Iranian researcher and writer

Amin Faghiri (Persian: امین فقیری) (30 Shiraz Persian date Azar 1322 AH, 22 December 1943 CE) is an Iranian researcher and writer.

== Early life ==

Amin Faghiri is from Shiraz and was born into a large family. He had a difficult childhood. Pour with the rain is a documentary about him by Ali Zare Ghanat Nowi which is going to be released soon.

== Writing ==

His early difficulties led him to write short stories. He had a precise method and style of writing. His stories employed realism and an honest visual style.

His first collection of short stories took four years to write. At the age of 23, he published Primal. The book was published five times before the Iranian revolution. The sixth edition was published in 1382 (2003 CE). In the book, he described the loneliness and boredom of rural teachers. He also told stories of peasant violence and the sociological persecution they faced. Faghiri, alongside Mahoud Dowlat Abadi, was one of the first Iranian rural story writers. The stories in the collection have been translated into more than a dozen languages, including English, German, Russian, Urdu, Italian, French, and Japanese. He has nineteen books in total.

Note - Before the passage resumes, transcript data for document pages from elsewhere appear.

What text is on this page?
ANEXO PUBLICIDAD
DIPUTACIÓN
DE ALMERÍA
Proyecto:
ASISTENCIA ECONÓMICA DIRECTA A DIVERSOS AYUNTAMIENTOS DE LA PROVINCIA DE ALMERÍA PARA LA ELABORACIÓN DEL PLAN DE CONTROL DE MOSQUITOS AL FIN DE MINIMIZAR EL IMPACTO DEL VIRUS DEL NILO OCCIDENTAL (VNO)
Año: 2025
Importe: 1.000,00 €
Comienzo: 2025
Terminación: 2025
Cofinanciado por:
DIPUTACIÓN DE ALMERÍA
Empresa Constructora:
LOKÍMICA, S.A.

==Selected Works/Publications==
- Primal
- Anxiety Gardens Alley, Tehran, 1969
- Feuer unterm Pfauenthron. Verbotene Geschichten aus dem persischen Widerstand. Herausgegeben und übersetzt von Bahman Nirumand unter Mitarbeit von Peter Schneider, 1974 (Contributing author)
- My Beautiful Deer, 1990
- A Journey in Attraction and Pain, 1974
- Im Atem Des Drachen: Moderne Persische Erzählungen, 1991 (Contributing author) ISBN 978-3-518-11093-5
- THE BOOK OF CAT, 2016 ISBN 978-6-001-92440-8

== Honors ==
Faghiri won the Golden Tablet for best fiction in 1376 (1997 CE).